Last night’s Q4 numbers built on the decent numbers seen in Q3. The company posted a record annual profit of $5.5bn but warned that supply chain problems were likely to be a headwind moving into 2022, and which is likely to see the shares slide back when US markets open later today.
Q4 profits came in at $2.54c a share, on revenues of $17.72bn, beating expectations on both.
Automotive margins remained steady, coming in at 30.6%, with the company delivering 308,600 cars, during the quarter, most of which were Model 3 and Model Y, accounting for almost 297k.
The supply chain constraints have meant that existing plants aren’t operating at full capacity and are likely to continue to do so for the foreseeable future. The carmaker says it is still intent on seeing an annual growth rate for vehicle deliveries of 50%.
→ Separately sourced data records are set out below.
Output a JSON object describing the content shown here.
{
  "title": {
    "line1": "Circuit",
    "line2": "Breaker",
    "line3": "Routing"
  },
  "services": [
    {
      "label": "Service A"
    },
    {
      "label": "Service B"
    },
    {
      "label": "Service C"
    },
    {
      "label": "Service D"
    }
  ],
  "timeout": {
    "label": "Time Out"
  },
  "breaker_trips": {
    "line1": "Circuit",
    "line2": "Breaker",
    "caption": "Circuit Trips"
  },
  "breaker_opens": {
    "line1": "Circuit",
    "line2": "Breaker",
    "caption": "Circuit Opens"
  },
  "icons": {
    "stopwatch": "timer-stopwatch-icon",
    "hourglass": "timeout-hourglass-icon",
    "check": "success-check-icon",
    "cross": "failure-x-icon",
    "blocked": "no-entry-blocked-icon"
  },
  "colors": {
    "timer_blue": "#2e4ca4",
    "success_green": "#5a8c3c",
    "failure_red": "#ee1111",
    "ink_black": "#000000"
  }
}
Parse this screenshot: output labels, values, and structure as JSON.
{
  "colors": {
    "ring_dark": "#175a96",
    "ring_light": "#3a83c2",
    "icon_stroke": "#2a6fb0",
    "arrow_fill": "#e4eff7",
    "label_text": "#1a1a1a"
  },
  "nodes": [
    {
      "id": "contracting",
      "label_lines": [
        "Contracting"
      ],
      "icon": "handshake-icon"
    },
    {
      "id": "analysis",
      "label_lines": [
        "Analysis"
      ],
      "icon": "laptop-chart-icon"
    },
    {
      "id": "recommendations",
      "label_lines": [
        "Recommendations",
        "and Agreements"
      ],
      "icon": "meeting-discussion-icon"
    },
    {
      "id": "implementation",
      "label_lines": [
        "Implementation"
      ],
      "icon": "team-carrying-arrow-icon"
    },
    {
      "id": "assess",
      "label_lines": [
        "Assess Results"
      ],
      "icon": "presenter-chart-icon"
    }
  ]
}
On an annual basis Tesla produced a total of 936,172 vehicles in 2021, with the hope that 2022 will push that total strongly above the 1m mark, to over 1.3m.
The company plans to open its new plant in Austin Texas, in order to build many more Model Y cars, while the plant in Germany is also expected to open later this year. Both are still in “equipment test” phase” which suggests they still remain some way from being full production ready, and that is a concern if they are able to deliver on their growth targets.
On the Cybertruck project, production here appears to have been pushed back into 2023, with Tesla saying that no new models will be produced this year, and that the focus will remain on its current range of vehicles.
With competition in this sector set to become much more intense over the next few years, with the arrival of new competition in the form of Rivian, as well as having to cope with the likes of Ford, GM and Volkswagen looking to ramp up their electric vehicle offerings, Tesla will have to work much harder to maintain its rich valuation even if it continues to generate the record profits that it has been doing.
Let's not forget Tesla is still worth more than the likes of Volkswagen, Toyota and Ford combined, and still doesn't sell anywhere near as many cars.